そんな彼を勝利に導いたのは、バーレーン・メリダのチームとしての強さだった。
ジロ・デッレミリアは今年で100回目を迎える。開催年はジロ・ディタリアと同年だというから、非常に歴史の長いレースである。
その最大の特長は、平均勾配10%、最大勾配18%の激坂「サン・ルーカ」をラストに控える10km程度の周回コースを、なんと5周回もする、というレイアウトだ。周回ごとに着実に集団の足を削っていく非常にタフなこのレースで、大きな動きが巻き起こったのは残り20kmを超え、残り2周となったタイミングだ。
それまでにも、何度かの攻撃が繰り広げられていた。AG2Rのミカエル・シェレルが試みたアタックにはジョヴァンニ・ヴィスコンティが1度反応もしている。残り20km付近でチーム・スカイのケニー・エリッソンドもペースを上げるが、アントニオ・ニバリはぴったりとこの背後に貼り付いて、彼を逃がさないように耐え抜いた。
エリッソンドが攻撃を諦めたとき、 アントニオはそのまま集団の先頭を牽引し続けた。ヴィンツェンツォ・ニバリの弟として、これまではずっとプロコンチネンタルチームに所属し続けていた男。今年、兄の口添えと共に、ようやくワールドツアーチーム入りを果たした彼は、春先のカタルーニャ1周では積極的な逃げを見せ続け、初のグランツールとしてのブエルタに出場するなど、経験を貯め続けてきた。
そして今回のジロ・デッレミリアにおいても、ペリゾッティ、ヴィスコンティ、そして兄ニバリと共に最終局面に残り、残るだけでなくこのラスト2周の最初の重要な4kmを、自ら先頭を牽き続ける形でチームに貢献した。
彼の牽引でプロトンがバラバラになったわけではない。
だが、他のライバルチーム――スカイであり、BMCであり、FDJであり、AG2Rである――は、そのプロトンの前方に全ての選手を集めることができず、4人いるバーレーンに対して、多くても3名、他は2名といった選手だけが、勝負できるポジションに残っている、そんな状態になってしまった。
だからこそ、残り16km地点での、ヴィスコンティの単独アタックが成功したのだ。バーレーンの集団の後ろに控えていたライバルチームたちは、彼の飛び出しに反応することができなかった。
アントニオはここで脱落する。しかし今大会において最も重要な働きを、この25歳の青年は、やり遂げることに成功したのだ。

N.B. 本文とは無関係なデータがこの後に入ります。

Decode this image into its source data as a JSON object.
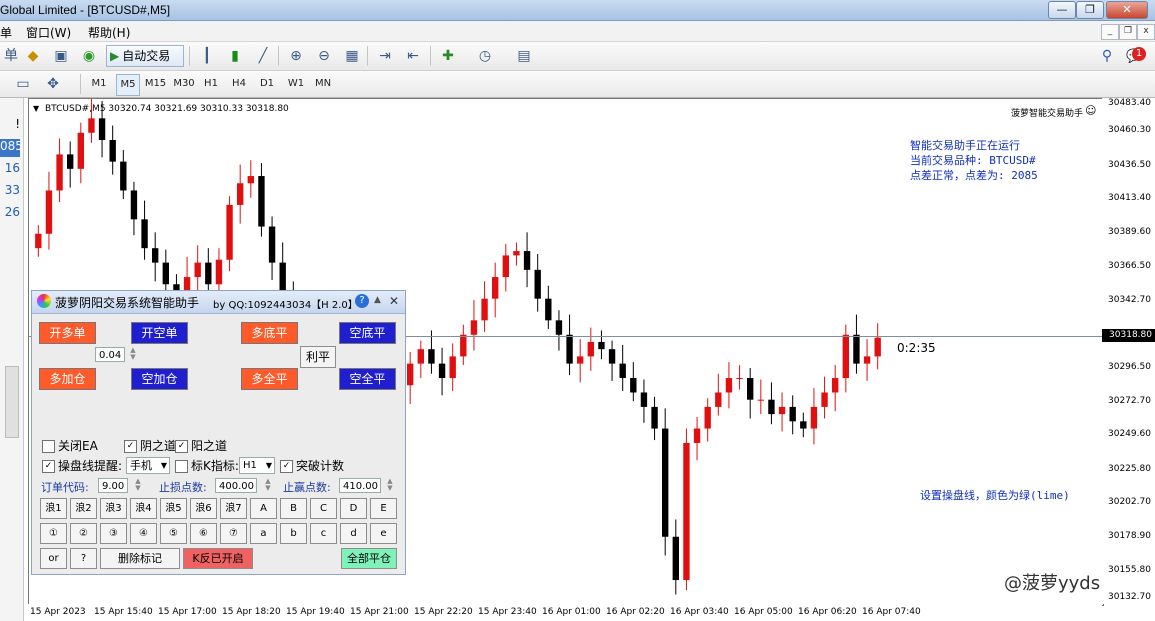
{
  "window": {
    "title": "Global Limited - [BTCUSD#,M5]"
  },
  "menu": {
    "item_partial": "单",
    "window": "窗口(W)",
    "help": "帮助(H)"
  },
  "toolbar": {
    "autotrade_label": "自动交易",
    "timeframes": [
      "M1",
      "M5",
      "M15",
      "M30",
      "H1",
      "H4",
      "D1",
      "W1",
      "MN"
    ],
    "active_timeframe": "M5",
    "notification_count": "1"
  },
  "left_panel": {
    "values": [
      "!",
      "085",
      "16",
      "33",
      "26"
    ]
  },
  "chart": {
    "header": "BTCUSD#,M5  30320.74 30321.69 30310.33 30318.80",
    "ea_name": "菠萝智能交易助手",
    "info_lines": [
      "智能交易助手正在运行",
      "当前交易品种: BTCUSD#",
      "点差正常，点差为: 2085"
    ],
    "line_note": "设置操盘线，颜色为绿(lime)",
    "countdown": "0:2:35",
    "watermark": "@菠萝yyds",
    "current_price": "30318.80",
    "price_labels": [
      "30483.40",
      "30460.30",
      "30436.50",
      "30413.40",
      "30389.60",
      "30366.50",
      "30342.70",
      "30318.80",
      "30296.50",
      "30272.70",
      "30249.60",
      "30225.80",
      "30202.70",
      "30178.90",
      "30155.80",
      "30132.70"
    ],
    "time_labels": [
      "15 Apr 2023",
      "15 Apr 15:40",
      "15 Apr 17:00",
      "15 Apr 18:20",
      "15 Apr 19:40",
      "15 Apr 21:00",
      "15 Apr 22:20",
      "15 Apr 23:40",
      "16 Apr 01:00",
      "16 Apr 02:20",
      "16 Apr 03:40",
      "16 Apr 05:00",
      "16 Apr 06:20",
      "16 Apr 07:40"
    ]
  },
  "chart_data": {
    "type": "candlestick",
    "symbol": "BTCUSD#",
    "timeframe": "M5",
    "ylim": [
      30132.7,
      30483.4
    ],
    "close_series": [
      30390,
      30420,
      30445,
      30435,
      30460,
      30470,
      30455,
      30440,
      30420,
      30400,
      30380,
      30370,
      30355,
      30340,
      30360,
      30370,
      30355,
      30372,
      30410,
      30425,
      30430,
      30395,
      30370,
      30345,
      30320,
      30310,
      30300,
      30295,
      30290,
      30280,
      30300,
      30318,
      30305,
      30290,
      30285,
      30300,
      30310,
      30300,
      30290,
      30305,
      30320,
      30330,
      30345,
      30360,
      30375,
      30378,
      30365,
      30345,
      30330,
      30320,
      30300,
      30305,
      30315,
      30310,
      30300,
      30290,
      30280,
      30270,
      30255,
      30180,
      30150,
      30245,
      30255,
      30270,
      30280,
      30290,
      30290,
      30275,
      30275,
      30265,
      30270,
      30260,
      30255,
      30270,
      30280,
      30290,
      30320,
      30300,
      30305,
      30318
    ]
  },
  "panel": {
    "title": "菠萝阴阳交易系统智能助手",
    "byline": "by QQ:1092443034【H 2.0】",
    "buttons": {
      "open_long": "开多单",
      "open_short": "开空单",
      "close_long": "多底平",
      "close_short": "空底平",
      "add_long": "多加仓",
      "add_short": "空加仓",
      "all_long_close": "多全平",
      "all_short_close": "空全平",
      "profit_close": "利平"
    },
    "lot": "0.04",
    "checks": {
      "close_ea": "关闭EA",
      "yin": "阴之道",
      "yang": "阳之道",
      "line_alert": "操盘线提醒:",
      "k_indicator": "标K指标:",
      "breakout": "突破计数"
    },
    "check_states": {
      "close_ea": false,
      "yin": true,
      "yang": true,
      "line_alert": true,
      "k_indicator": false,
      "breakout": true
    },
    "alert_mode": "手机",
    "k_period": "H1",
    "order_code_label": "订单代码:",
    "order_code": "9.00",
    "sl_label": "止损点数:",
    "sl": "400.00",
    "tp_label": "止赢点数:",
    "tp": "410.00",
    "grid_row1": [
      "浪1",
      "浪2",
      "浪3",
      "浪4",
      "浪5",
      "浪6",
      "浪7",
      "A",
      "B",
      "C",
      "D",
      "E"
    ],
    "grid_row2": [
      "①",
      "②",
      "③",
      "④",
      "⑤",
      "⑥",
      "⑦",
      "a",
      "b",
      "c",
      "d",
      "e"
    ],
    "bottom": {
      "or": "or",
      "q": "?",
      "delete_marks": "删除标记",
      "k_reverse": "K反已开启",
      "close_all": "全部平仓"
    }
  }
}
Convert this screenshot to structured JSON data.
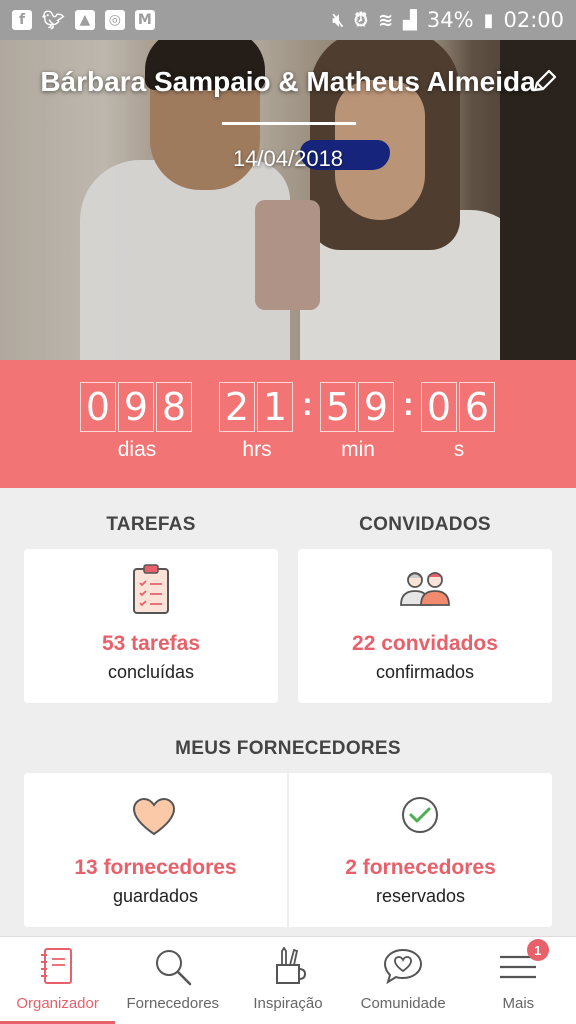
{
  "status_bar": {
    "left_icons": [
      "facebook-icon",
      "twitter-icon",
      "gallery-icon",
      "instagram-icon",
      "gmail-icon"
    ],
    "battery": "34%",
    "time": "02:00"
  },
  "hero": {
    "couple_names": "Bárbara Sampaio & Matheus Almeida",
    "wedding_date": "14/04/2018"
  },
  "countdown": {
    "days": [
      "0",
      "9",
      "8"
    ],
    "hours": [
      "2",
      "1"
    ],
    "minutes": [
      "5",
      "9"
    ],
    "seconds": [
      "0",
      "6"
    ],
    "labels": {
      "days": "dias",
      "hours": "hrs",
      "minutes": "min",
      "seconds": "s"
    }
  },
  "tasks": {
    "title": "TAREFAS",
    "count": "53 tarefas",
    "sub": "concluídas"
  },
  "guests": {
    "title": "CONVIDADOS",
    "count": "22 convidados",
    "sub": "confirmados"
  },
  "vendors": {
    "title": "MEUS FORNECEDORES",
    "saved": {
      "count": "13 fornecedores",
      "sub": "guardados"
    },
    "booked": {
      "count": "2 fornecedores",
      "sub": "reservados"
    }
  },
  "nav": {
    "items": [
      {
        "label": "Organizador",
        "icon": "notebook-icon",
        "active": true
      },
      {
        "label": "Fornecedores",
        "icon": "search-icon"
      },
      {
        "label": "Inspiração",
        "icon": "pencil-cup-icon"
      },
      {
        "label": "Comunidade",
        "icon": "chat-heart-icon"
      },
      {
        "label": "Mais",
        "icon": "menu-icon",
        "badge": "1"
      }
    ]
  },
  "colors": {
    "accent": "#e8616a",
    "countdown_bg": "#f37474",
    "status_bar": "#9e9e9e"
  }
}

次に動いたのはペリゾッティだ。ヴィスコンティを追うべく、チーム・スカイの準エースと言ってもよいディエゴ・ローザが、全力で先頭を牽引する。カードを1枚犠牲にしてでも、ヴィスコンティを捕まえなければならない、というスカイの強い意志だ。だがこのローザの背後に、ペリゾッティがしっかりと貼りついていた。
残り7kmでローザが脱落した後、今度はウィリエールのダニエル・マルティネスがアタックを仕掛けるが、これにもすぐさまペリゾッティは反応し、その背後につく。
長らくプロコンチネンタルチームで不遇を託っていた今年39歳の大ベテラン。ジロ、ブエルタに続きこのレースでも、ニバリにとっての最終アシストとして最大限の働きを見せたのだ。
タイム差は開いていく。焦ったのは、昨年優勝者のエステバン・チャベスである。ヴィスコンティがハイ・ペースで走る下りで、チャベスは集団の先頭に立って自らタイム差を縮めにかかる。
だが、焦り過ぎたのか。今シーズン冒頭から続く不運が今も残っているのか。路面が荒れ、滑りやすくなっている箇所で前輪を持っていかれたチャベスは、そのまま道の脇に大きくコースアウトする形で落車した。後ろからイーガンアルリー・ベルナル、そしてヤン・バークランツといった優勝候補たちもチャベスに向かって突っ込んでいってしまった。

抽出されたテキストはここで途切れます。